A slightly bigger privacy risk is that you could end up learning that the person was (later) infected, by watching announcements from the public health authority for new confirmed infected disguises, and determing if any of them corresponded to the disguise you saw your target use.
This later risk is currently mitigated by Apple and Google, by restricting the ability for people (via apps) from ever gaining access to the disguises either seen or used. Instead, the contact diaries are locked away in a digital vault deep within the phone subsystem, so that only the phone operating system responsible for making matches can access these records.
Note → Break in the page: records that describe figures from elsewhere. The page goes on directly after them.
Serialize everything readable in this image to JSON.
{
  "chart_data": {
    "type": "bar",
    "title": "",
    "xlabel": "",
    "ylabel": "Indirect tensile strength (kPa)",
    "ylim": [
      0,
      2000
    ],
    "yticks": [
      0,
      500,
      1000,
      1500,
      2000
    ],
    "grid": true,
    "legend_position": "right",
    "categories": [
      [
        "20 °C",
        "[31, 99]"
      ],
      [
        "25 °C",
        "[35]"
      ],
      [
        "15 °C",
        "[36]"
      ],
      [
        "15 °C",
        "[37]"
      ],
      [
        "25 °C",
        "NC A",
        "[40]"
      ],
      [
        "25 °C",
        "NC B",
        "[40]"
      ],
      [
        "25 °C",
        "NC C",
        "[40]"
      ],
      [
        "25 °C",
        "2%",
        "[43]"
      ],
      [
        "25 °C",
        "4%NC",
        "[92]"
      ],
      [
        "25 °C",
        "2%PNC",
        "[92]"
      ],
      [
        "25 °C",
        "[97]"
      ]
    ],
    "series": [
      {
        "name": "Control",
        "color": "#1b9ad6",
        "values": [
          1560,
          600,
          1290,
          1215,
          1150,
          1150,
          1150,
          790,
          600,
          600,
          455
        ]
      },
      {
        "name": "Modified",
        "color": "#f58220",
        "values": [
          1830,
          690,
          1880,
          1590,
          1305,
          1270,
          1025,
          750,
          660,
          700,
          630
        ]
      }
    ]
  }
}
Privacy Not Guaranteed? The NHSX Approach
The NHSX app uses the same basic idea, but with a few significant differences. Instead of generating a selection of different “outfits” for the day, each smartphone generates only one identity per phone (called the SONAR ID), which it discloses to the NHSX servers. Since a singular disguise (and one that’s shared with someone) isn’t really much of a disguise, the metaphor breaks here; it’s easier to consider this “disguise” (identifier) a pseudonym; it’s an “name” that doesn’t directly correspond to the person’s real (offline) name, but uniquely identifies them anyway.
Since revealing the pseudonym during broadcasts could lead anyone to being able to trivially learn associations between their offline identity and their pseudonyms, the NHSX app encrypts the pseudonym (to yield something called TRANSMIT ID) before broadcast. It also periodically changes (“rotates”) this encrypted version of the pseudonym to make it difficult for users to learn associations between the encrypted pseudonym and their offline identity.
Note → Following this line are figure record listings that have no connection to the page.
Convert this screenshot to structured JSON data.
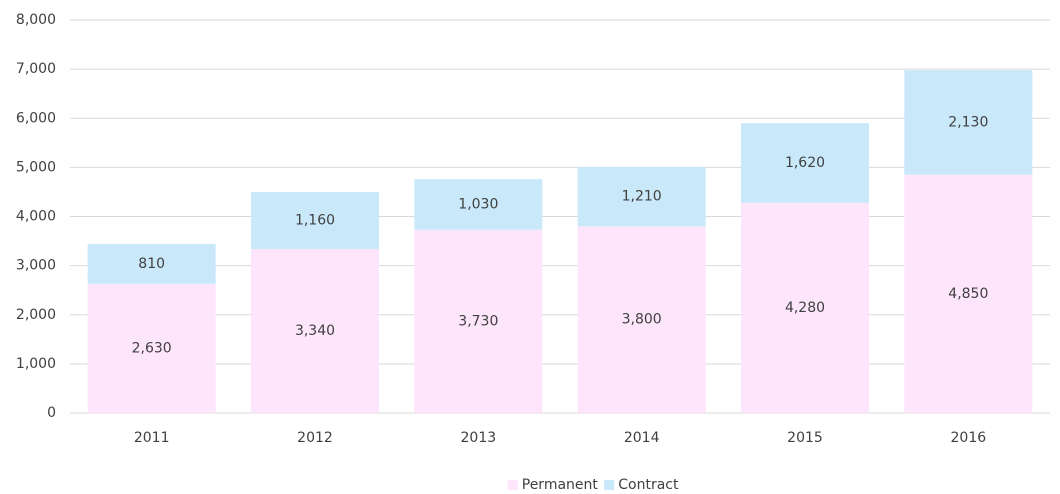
{
  "chart_data": {
    "type": "stacked_bar",
    "categories": [
      "2011",
      "2012",
      "2013",
      "2014",
      "2015",
      "2016"
    ],
    "series": [
      {
        "name": "Permanent",
        "color": "#fde6fb",
        "values": [
          2630,
          3340,
          3730,
          3800,
          4280,
          4850
        ],
        "value_labels": [
          "2,630",
          "3,340",
          "3,730",
          "3,800",
          "4,280",
          "4,850"
        ]
      },
      {
        "name": "Contract",
        "color": "#c9e9fb",
        "values": [
          810,
          1160,
          1030,
          1210,
          1620,
          2130
        ],
        "value_labels": [
          "810",
          "1,160",
          "1,030",
          "1,210",
          "1,620",
          "2,130"
        ]
      }
    ],
    "ylim": [
      0,
      8000
    ],
    "yticks": [
      0,
      {
        "value": 1000,
        "label": "1,000"
      },
      {
        "value": 2000,
        "label": "2,000"
      },
      {
        "value": 3000,
        "label": "3,000"
      },
      {
        "value": 4000,
        "label": "4,000"
      },
      {
        "value": 5000,
        "label": "5,000"
      },
      {
        "value": 6000,
        "label": "6,000"
      },
      {
        "value": 7000,
        "label": "7,000"
      },
      {
        "value": 8000,
        "label": "8,000"
      }
    ],
    "grid": true,
    "legend": "bottom"
  }
}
The main difference from the DP3T/Apple-Google approach discussed earlier is how much the NHSX server can learn about people. In essence, in the DP3T/Apple-Google scheme, the server at most learns the disguises of those who are infected (in some cases, it does not even need to associate these disguises with an offline identity on the server). In the NHSX app, the NHSX servers learn not just the identities of those who have reported themselves as infected, but the identities (pseudonyms) of all the others that the infected person was near, including how long, how often, and when these exposures occurred. Since the NHSX server have access to decrypt the pseudonyms, it can also track these people through others’ uploaded subsequent uploaded location histories as well. Through this keyhole, the NHSX servers have significant access to re-constructing the social graphs and activities of those who are infected and exposed.
The initial lack of clarity around the NHSX approach initially created a lot of opposition and push-back from privacy advocates. In response, the NHSX published the complete source code of its app as an act of “full disclosure”; however, it has yet to disclose the code of its server infrastructure (including proprietary algorithms) where key data handling questions remain answered. The Data Protection Impact Assessment of the NHSX App Trial on the Isle of Wight sought to clarify some of these issues, but as analysed by Michael Veale’s Analysis and as summarised by the Open Rights Group, many outstanding concerns still exist, including the interpretations of the data capture and handling practices of the app under the GDPR.
Digital Contact tracing offers exciting an new idea to address one of COVID-19’s worst charactertics: its stealthy nature. However, there are significant barriers that will need to be overcome for it to make a real difference.